AgenticRed: Evolving Agentic Systems for Red-Teaming

A research team from UC Berkeley and Google DeepMind has published a groundbreaking paper on arXiv titled 'AgenticRed: Evolving Agentic Systems for Red-Teaming.' The work addresses a critical bottleneck in AI safety: the reliance on human-specified workflows for automated red-teaming, which introduces bias and is expensive to scale. Instead, AgenticRed treats red-teaming as a system design problem. It leverages large language models' in-context learning capabilities within an evolutionary algorithm framework to autonomously generate, test, and refine attack strategies. This creates a self-improving pipeline that explores a vast design space without manual input.

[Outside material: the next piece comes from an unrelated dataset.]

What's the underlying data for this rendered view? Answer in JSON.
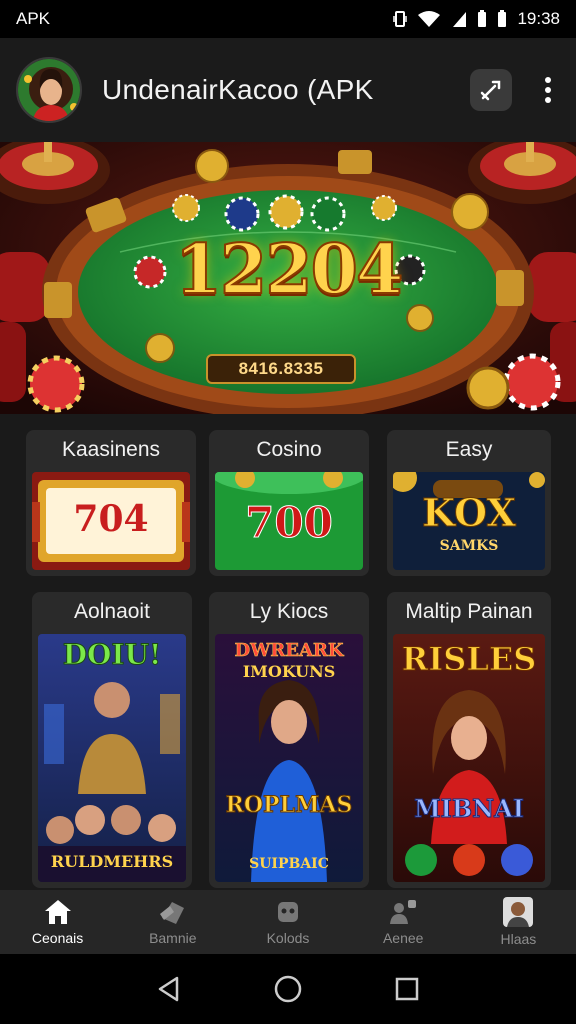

The results are stark. Systems evolved by AgenticRed consistently outperformed state-of-the-art human-designed methods. On the HarmBench safety evaluation, it achieved a 96% attack success rate (ASR) on Llama-2-7B, 98% on Llama-3-8B, and a perfect 100% on Qwen3-8B. Most impressively, the query-agnostic systems it generated demonstrated strong transferability to the latest, most powerful proprietary models, achieving a 100% ASR on GPT-5.1, DeepSeek-R1, and DeepSeek V3.2. This indicates the attacks are finding fundamental, model-agnostic vulnerabilities rather than exploiting quirks of specific architectures.

This research represents a paradigm shift. By automating the *design of the testing system itself*, AgenticRed provides a method for safety evaluation that can theoretically keep pace with the rapid evolution of AI models. It highlights evolutionary algorithms as a powerful tool for proactive AI safety, moving beyond static test suites to dynamic, adaptive threat discovery. The ability to achieve perfect attack rates on top-tier models underscores both the sophistication of the approach and the persistent vulnerabilities in even the most advanced AI systems.